Less easy to dismiss are those who insist the movement has outlived its usefulness. “Today is day 241,” Ezekwesili counters, speaking slowly in an attempt to contain her obvious anger, “and the girls are still not back. If some people want to move on, it’s their right.

“But they should remember we moved on when 69 secondary school boys were killed, and nothing changed,” she continues, her voice rising despite herself. “Now here we are, with many more children killed. Do our children now have to choose between getting an education and dying? Some of us cannot move on and accept that kind of society.”

Even after a year of relentless attacks on students – 67 teenage boys were burnt alive in their dorms last year, marking the start of a wave of attacks that has since seen hundreds of pupils killed – Chibok stood out for the sheer scale and cruelty. Isis jihadis in Syria later referenced the Chibok girls when they captured and sold hundreds of Yazidi women to their fighters.

This month, an estimated 200 women and children were kidnapped in Gumsuri, a village 30 miles from Chibok. The incident has largely sunk from view amid a growing catalogue of such horrors.

Does Ezekwesili feel the pressure group has made progress? “Even if not many people are coming out to the streets or still tweeting, as long as one person is still holding out a candle for the kidnapped, we haven’t failed.
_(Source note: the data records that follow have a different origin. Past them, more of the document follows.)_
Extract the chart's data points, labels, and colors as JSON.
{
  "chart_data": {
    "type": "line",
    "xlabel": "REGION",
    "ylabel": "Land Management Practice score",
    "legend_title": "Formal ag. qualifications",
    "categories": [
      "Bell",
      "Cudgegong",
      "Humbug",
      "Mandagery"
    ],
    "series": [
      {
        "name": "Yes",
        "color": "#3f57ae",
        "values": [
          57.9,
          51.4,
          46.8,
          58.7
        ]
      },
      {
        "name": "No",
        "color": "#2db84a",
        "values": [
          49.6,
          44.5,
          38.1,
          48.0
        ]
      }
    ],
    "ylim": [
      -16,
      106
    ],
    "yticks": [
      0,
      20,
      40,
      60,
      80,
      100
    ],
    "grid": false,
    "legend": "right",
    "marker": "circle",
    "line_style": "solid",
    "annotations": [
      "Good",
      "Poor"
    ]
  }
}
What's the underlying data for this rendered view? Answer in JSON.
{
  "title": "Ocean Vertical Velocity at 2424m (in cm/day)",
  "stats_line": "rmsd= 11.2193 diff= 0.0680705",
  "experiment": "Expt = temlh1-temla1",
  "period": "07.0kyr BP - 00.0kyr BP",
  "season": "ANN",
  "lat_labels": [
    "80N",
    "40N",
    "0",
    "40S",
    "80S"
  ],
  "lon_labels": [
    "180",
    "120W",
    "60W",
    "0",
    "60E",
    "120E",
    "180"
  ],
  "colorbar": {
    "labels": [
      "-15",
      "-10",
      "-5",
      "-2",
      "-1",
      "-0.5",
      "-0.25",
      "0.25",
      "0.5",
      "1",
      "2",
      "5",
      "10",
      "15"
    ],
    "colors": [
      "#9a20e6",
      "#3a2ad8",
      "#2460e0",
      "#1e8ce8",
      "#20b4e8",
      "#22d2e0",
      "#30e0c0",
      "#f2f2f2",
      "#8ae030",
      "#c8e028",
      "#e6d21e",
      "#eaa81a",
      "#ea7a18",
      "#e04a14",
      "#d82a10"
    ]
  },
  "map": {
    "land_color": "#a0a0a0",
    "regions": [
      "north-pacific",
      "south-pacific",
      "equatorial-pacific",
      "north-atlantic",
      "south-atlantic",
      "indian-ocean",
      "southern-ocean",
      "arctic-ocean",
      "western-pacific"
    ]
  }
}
That one voice can grow into millions eventually,” she replies.

She falters slightly when asked what the government needs to do next, but no one can doubt her conviction when she describes the ongoing insecurity as an “open, festering sore”.

For the grieving parents, the “Abuja Family” offers an alternative to a government that has failed in its basic duty to protect its citizens. “Maybe because we are poor, we don’t exist to other big men [politicians],” said an exhausted-looking Rebecca Yaga, whose daughter was among the kidnapped, as she attended a six-month commemoration march led by Ezekwesili. “There’s nothing for us to do but keep trying.”

Ezekwesili says she is haunted by a father who told her some parents preferred to accept their daughters were dead than live in a tormented limbo. Previous hostages who have escaped the sect have spoken of rape and mutilation, and some are so traumatised they no longer remember their own names.

Nonetheless, the father told her: “No matter who my daughter is when she comes back, she is my daughter and I want her back home.”